GeneChip® Mouse Expression Set 430
What is a probe set? What do the different suffixes attached to a probe set name mean?
A probe set is a collection of probes designed to interrogate a given sequence. A probe set name is used to refer to a probe set, which looks like the following:
12345_at or 12345_a_at or 12345_s_at or 12345_x_at
The last three characters (_at, in RED) identify the probe set strand. Probe sets that are designed to detect the anti-sense strand of the gene of interest are annotated with "_at".
There are different types of probe sets that can result from the probe selection process. Most probe sets have an extension of an underscore and a letter to designate the probe set type, except for unique probe sets. These different probe set types are shown in the example above in BLUE.

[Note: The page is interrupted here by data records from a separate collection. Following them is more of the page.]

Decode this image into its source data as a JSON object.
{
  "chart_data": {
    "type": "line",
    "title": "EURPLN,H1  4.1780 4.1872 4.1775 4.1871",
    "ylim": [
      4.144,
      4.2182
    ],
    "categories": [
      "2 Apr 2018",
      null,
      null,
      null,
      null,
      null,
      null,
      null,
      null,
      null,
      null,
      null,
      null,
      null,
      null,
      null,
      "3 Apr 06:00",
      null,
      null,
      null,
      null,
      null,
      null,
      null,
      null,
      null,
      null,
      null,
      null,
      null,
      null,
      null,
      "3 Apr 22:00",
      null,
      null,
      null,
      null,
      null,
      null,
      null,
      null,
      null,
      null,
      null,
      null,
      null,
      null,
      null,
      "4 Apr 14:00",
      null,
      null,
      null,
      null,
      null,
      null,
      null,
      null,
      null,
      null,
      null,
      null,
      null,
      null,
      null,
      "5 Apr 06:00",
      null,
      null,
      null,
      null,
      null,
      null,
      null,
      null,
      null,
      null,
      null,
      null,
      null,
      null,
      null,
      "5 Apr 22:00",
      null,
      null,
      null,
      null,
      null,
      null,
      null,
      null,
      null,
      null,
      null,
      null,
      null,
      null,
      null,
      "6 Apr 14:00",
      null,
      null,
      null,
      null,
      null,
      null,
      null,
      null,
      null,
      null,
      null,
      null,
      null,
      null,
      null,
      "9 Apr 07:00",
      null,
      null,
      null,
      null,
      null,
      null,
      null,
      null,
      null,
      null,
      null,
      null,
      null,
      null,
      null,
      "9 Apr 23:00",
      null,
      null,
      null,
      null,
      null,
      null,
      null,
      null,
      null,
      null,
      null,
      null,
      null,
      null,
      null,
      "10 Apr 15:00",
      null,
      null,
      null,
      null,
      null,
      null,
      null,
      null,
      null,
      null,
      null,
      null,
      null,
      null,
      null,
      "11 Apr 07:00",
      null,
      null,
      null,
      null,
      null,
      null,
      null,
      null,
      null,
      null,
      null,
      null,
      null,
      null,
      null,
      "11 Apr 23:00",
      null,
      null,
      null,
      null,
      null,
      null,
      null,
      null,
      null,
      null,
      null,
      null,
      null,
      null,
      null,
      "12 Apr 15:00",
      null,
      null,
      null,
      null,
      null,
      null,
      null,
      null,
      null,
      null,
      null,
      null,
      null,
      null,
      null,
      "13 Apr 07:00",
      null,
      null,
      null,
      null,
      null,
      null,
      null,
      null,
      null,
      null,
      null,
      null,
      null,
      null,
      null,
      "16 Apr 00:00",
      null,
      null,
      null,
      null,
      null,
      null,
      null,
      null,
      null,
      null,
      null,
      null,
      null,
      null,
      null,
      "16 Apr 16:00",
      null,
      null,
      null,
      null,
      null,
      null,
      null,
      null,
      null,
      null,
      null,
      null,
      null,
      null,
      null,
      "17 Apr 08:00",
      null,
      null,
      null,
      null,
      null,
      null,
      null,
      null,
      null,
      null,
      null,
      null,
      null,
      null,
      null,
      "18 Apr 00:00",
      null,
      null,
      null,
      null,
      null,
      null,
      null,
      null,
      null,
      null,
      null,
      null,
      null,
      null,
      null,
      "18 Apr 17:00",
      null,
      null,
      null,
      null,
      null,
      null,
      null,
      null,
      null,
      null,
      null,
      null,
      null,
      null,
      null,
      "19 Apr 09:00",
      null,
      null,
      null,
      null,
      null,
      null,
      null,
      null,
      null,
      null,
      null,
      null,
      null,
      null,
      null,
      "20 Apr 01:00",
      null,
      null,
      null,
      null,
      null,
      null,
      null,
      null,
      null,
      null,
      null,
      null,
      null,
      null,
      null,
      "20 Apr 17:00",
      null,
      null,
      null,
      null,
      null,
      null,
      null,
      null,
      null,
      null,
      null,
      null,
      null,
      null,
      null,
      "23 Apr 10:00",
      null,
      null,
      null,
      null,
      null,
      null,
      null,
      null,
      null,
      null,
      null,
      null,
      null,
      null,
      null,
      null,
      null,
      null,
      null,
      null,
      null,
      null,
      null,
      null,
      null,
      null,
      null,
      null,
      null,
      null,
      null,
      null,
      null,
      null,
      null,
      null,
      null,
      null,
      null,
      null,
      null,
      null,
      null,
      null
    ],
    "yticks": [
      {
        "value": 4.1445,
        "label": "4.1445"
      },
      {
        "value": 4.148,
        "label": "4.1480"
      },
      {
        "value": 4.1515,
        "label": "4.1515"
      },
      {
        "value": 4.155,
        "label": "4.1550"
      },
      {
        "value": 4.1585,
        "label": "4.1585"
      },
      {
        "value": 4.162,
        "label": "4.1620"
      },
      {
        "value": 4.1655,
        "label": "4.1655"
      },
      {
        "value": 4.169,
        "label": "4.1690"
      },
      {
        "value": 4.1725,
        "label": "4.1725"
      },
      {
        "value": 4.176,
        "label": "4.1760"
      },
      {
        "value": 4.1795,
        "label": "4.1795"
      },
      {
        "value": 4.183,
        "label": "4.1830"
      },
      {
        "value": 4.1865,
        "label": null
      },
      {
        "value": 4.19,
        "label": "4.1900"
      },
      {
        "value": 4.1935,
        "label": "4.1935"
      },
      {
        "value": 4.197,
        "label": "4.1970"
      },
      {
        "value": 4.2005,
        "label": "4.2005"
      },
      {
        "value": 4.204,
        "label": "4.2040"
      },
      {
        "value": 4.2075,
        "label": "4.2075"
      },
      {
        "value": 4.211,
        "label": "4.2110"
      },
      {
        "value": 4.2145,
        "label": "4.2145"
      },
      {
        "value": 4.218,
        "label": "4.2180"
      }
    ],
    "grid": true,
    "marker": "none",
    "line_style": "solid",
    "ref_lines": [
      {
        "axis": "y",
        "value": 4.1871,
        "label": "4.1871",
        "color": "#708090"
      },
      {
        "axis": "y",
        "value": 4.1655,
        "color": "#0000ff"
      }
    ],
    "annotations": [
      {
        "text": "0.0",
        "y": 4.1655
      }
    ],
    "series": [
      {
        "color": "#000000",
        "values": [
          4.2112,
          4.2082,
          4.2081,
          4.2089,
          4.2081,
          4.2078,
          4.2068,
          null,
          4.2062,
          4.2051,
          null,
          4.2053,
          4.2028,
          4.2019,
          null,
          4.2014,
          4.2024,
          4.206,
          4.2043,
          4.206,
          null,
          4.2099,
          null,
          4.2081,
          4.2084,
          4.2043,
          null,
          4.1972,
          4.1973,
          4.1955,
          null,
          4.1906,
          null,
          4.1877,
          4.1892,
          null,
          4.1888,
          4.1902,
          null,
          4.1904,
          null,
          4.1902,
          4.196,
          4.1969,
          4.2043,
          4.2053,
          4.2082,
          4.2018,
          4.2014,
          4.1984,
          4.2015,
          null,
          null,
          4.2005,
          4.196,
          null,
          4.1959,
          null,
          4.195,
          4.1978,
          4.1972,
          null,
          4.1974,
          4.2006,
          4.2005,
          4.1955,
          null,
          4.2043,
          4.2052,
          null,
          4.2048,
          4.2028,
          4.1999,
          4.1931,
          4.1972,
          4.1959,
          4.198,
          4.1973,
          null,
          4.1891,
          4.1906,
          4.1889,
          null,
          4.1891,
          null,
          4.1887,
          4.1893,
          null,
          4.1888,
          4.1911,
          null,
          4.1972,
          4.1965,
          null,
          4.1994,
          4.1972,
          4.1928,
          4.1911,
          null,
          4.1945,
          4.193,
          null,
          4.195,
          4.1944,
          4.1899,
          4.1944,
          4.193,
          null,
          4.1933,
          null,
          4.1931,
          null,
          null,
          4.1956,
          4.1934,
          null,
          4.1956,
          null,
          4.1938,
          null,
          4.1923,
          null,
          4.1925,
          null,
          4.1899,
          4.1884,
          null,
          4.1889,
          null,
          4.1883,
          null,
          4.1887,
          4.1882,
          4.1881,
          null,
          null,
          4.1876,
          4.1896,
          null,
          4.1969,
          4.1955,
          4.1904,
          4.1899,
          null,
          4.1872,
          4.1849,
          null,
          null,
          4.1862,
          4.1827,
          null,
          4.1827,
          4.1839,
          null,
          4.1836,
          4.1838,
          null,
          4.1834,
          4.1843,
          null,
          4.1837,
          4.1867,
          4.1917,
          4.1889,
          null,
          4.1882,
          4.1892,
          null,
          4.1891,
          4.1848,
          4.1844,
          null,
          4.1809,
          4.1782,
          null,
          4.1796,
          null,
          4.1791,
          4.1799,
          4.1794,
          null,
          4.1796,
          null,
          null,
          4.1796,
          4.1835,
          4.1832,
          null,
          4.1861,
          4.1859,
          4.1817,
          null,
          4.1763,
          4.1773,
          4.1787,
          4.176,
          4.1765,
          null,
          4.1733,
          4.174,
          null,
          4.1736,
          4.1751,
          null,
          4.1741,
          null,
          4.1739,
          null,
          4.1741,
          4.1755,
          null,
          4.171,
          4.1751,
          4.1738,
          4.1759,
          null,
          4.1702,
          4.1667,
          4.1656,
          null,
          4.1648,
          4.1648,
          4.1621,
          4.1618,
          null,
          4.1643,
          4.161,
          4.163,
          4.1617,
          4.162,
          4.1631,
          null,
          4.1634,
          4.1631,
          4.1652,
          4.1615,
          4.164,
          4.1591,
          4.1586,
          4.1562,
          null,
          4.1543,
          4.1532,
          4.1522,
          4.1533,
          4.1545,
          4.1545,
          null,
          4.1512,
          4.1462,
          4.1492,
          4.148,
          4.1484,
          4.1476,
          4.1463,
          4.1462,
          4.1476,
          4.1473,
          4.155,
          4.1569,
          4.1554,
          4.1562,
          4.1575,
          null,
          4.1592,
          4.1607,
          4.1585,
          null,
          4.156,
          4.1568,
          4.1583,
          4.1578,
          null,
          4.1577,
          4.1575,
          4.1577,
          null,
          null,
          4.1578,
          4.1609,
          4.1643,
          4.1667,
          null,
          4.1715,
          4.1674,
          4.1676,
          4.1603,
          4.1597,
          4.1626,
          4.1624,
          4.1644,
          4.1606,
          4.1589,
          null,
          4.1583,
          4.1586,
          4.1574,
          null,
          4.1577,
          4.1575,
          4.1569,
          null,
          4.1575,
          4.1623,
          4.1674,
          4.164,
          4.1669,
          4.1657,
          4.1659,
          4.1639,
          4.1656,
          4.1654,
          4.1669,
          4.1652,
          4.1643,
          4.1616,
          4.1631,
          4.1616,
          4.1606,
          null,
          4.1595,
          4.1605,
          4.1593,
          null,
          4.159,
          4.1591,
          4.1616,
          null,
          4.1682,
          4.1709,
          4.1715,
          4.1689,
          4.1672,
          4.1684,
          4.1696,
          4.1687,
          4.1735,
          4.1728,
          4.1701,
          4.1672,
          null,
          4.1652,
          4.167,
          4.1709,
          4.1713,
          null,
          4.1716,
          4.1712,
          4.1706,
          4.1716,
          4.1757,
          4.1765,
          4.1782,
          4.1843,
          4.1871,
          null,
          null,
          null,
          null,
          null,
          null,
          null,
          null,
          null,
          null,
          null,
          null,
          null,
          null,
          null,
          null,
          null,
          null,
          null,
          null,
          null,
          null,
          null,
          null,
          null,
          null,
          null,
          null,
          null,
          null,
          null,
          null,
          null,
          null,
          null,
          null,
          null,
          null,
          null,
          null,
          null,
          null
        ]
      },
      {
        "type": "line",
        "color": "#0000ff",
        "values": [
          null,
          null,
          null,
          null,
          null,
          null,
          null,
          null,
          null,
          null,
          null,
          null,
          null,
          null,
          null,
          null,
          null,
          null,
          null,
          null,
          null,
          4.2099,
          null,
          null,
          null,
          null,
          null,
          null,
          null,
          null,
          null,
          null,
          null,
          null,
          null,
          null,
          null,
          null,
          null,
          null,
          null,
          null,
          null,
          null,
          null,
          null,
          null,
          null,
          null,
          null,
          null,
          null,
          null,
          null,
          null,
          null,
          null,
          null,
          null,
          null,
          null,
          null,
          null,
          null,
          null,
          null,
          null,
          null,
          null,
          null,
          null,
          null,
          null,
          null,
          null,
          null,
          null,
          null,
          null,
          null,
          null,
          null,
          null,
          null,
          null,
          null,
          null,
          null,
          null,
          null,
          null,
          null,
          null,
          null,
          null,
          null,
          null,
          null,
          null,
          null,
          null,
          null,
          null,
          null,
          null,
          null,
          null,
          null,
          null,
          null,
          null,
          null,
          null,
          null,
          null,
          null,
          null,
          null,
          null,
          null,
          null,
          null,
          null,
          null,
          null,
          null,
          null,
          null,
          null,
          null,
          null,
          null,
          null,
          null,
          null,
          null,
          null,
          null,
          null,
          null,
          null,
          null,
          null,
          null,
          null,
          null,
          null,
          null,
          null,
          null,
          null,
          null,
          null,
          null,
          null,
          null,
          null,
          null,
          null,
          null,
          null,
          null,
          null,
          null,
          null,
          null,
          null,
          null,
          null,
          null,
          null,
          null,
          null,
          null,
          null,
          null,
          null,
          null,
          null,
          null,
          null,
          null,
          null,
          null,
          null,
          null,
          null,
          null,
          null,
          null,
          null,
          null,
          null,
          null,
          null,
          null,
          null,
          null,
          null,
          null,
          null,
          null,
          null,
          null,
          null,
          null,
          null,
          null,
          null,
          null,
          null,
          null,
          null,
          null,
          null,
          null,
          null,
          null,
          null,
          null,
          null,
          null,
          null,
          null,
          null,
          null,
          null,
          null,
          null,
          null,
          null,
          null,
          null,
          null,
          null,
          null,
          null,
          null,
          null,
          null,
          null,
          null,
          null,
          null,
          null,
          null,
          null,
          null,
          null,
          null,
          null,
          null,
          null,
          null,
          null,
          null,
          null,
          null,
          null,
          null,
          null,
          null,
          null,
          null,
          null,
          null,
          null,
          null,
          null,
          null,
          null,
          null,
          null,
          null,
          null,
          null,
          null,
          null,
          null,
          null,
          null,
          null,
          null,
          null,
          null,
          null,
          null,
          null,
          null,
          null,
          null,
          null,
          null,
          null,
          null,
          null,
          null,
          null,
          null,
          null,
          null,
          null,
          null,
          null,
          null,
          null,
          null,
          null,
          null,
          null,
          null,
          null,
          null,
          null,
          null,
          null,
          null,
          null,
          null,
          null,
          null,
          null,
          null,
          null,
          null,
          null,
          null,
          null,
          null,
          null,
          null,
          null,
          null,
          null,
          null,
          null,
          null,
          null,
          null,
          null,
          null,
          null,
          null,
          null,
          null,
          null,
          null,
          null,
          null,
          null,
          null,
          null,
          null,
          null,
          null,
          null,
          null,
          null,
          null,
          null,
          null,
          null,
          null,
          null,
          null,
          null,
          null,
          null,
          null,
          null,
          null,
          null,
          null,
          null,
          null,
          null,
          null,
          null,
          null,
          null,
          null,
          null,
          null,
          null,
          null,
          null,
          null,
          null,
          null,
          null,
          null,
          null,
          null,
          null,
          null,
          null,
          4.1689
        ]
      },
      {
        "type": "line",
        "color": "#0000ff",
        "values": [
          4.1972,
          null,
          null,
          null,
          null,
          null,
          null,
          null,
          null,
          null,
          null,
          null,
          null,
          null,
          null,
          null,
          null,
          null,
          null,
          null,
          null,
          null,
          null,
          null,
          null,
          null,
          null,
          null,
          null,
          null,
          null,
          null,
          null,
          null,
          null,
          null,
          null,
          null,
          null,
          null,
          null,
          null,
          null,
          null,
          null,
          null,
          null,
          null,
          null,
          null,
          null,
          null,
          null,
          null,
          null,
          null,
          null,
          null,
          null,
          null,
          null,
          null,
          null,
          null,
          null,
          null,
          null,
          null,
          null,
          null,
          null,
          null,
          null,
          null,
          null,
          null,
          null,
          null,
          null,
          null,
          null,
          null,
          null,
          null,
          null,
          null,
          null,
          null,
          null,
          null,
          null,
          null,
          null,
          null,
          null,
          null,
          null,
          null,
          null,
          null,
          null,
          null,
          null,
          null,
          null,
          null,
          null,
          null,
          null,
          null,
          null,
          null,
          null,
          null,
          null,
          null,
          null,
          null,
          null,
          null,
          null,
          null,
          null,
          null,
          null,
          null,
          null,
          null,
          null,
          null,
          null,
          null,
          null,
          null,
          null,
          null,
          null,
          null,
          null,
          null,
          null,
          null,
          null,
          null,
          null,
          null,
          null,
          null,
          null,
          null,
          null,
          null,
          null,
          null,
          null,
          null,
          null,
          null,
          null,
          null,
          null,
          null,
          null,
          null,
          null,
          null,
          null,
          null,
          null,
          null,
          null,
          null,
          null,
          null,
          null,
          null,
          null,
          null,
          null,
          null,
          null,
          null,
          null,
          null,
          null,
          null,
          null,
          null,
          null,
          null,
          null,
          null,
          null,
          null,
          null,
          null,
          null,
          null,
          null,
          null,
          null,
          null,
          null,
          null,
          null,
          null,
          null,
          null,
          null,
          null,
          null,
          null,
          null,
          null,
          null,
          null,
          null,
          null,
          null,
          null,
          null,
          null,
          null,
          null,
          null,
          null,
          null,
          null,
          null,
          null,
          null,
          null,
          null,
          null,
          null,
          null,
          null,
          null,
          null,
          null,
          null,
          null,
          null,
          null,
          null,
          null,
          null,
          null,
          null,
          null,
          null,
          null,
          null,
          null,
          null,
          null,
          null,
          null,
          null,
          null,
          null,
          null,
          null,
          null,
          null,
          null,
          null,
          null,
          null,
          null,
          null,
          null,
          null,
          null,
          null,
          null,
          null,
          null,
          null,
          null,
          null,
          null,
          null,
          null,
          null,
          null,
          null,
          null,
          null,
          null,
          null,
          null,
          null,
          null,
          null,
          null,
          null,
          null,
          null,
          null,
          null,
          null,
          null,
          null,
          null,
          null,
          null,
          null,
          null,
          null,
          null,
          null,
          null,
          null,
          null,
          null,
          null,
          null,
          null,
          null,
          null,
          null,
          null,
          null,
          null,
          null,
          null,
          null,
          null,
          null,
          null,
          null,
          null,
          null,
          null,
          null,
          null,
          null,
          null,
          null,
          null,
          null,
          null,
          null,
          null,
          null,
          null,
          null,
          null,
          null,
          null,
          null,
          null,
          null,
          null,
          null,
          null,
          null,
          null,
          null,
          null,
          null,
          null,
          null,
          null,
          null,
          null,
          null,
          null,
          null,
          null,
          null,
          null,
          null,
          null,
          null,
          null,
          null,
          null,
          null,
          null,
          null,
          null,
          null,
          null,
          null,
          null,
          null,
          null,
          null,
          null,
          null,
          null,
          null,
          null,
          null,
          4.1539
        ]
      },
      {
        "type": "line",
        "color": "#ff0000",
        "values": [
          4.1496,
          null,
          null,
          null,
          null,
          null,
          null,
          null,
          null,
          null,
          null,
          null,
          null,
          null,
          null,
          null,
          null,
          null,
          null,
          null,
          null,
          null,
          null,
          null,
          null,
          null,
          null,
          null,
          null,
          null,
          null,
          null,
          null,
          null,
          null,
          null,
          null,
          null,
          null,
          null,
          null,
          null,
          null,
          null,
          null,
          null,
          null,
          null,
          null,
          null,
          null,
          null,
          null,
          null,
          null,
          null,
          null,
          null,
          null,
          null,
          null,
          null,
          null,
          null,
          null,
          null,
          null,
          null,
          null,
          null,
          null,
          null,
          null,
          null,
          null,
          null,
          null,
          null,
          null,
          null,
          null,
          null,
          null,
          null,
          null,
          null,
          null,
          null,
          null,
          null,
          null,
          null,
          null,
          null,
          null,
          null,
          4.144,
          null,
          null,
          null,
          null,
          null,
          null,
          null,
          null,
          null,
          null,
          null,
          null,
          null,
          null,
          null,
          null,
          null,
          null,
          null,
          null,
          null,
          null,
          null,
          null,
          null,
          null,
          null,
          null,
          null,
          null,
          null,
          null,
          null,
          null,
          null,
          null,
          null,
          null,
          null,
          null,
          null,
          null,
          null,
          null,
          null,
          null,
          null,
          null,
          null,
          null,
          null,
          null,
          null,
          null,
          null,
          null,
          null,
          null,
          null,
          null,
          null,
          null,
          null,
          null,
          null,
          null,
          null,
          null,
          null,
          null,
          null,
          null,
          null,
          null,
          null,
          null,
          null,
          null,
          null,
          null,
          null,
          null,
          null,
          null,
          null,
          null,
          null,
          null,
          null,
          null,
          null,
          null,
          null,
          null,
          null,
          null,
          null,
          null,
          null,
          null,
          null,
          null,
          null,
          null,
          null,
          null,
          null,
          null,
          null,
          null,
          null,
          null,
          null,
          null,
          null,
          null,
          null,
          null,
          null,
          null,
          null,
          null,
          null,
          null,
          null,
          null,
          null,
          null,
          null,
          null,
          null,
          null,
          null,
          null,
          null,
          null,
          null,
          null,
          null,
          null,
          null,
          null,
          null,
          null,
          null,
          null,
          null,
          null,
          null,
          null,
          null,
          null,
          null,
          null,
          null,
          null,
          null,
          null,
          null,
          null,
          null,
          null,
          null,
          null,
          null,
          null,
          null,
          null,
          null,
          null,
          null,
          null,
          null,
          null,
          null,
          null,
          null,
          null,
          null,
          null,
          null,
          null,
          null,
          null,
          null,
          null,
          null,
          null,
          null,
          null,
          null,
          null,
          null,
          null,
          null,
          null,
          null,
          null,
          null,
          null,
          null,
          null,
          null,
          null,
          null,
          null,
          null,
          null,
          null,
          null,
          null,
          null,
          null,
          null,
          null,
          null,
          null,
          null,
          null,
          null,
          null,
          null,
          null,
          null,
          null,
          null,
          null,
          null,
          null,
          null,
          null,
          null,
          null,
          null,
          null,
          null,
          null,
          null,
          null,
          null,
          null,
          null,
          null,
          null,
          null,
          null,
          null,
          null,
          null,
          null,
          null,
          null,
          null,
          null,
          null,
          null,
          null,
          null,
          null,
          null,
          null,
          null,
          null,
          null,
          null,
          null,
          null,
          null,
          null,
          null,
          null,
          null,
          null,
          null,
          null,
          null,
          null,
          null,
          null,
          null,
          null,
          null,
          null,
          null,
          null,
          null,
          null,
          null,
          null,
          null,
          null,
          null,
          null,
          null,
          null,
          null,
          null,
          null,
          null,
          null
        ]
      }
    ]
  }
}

Probes in a gene family probe set (_a set) all cross-hybridize to the same set of sequences that belong to the same gene family (i.e. having same name in the "geneCluster" column). This probe set type is only created if the "geneCluster" column is included in the Instruction File and contains information.
Probes in a unique probe set do not cross-hybridize to any other sequences in the design (including any additional pruning sequences provided).
Probes in an identical probe set (_s set) all cross-hybridize to the same set of sequences that are used for the design (including any additional pruning sequences if provided). These sequences are not defined as from the same gene family for one the following reasons: the values in the "geneCluster" column are different, or the gene family information is not provided.
Probes in a mixed probe set (_x set) contain at least one probe that cross-hybridizes with other sequence(s) used for the design. Cross-hybridizing probes have a cross-hybridization penalty applied to their raw probe scores, and thus, favoring unique probes of the same quality over cross-hybridizing probes.
The following diagram is a graphical representation of these different probe set types.
This diagram shows some of the possible relationships between sequences and probe sets on an array. The solid lines show how sequences or sequence sets (sequences from the same gene cluster) are represented by individual probes or probe sets. If a solid line is connected to a box, the it applies only to that particular circle.
For example, the line connecting the S1 circle to PS1 indicates that all of the probes in that probe set represent only that particular sequence, whereas the lines connected to PS2 indicate that all probes represent both sequences S2 and S3 in the G1 family (Gene Cluster 1). However, the probes do not represent S4 in the same G1 family. The lines connected to PS3 indicate that all probes in probe set 3 represent both sequences S4 and S5; however the sequences are from different gene clusters (S4 is from G1, S5 is from G2). The lines connected to PS4 indicate that all probes represent S5 in G2; however, one probe (P12) also represents (cross-hybridizes) to sequences S6 and S7.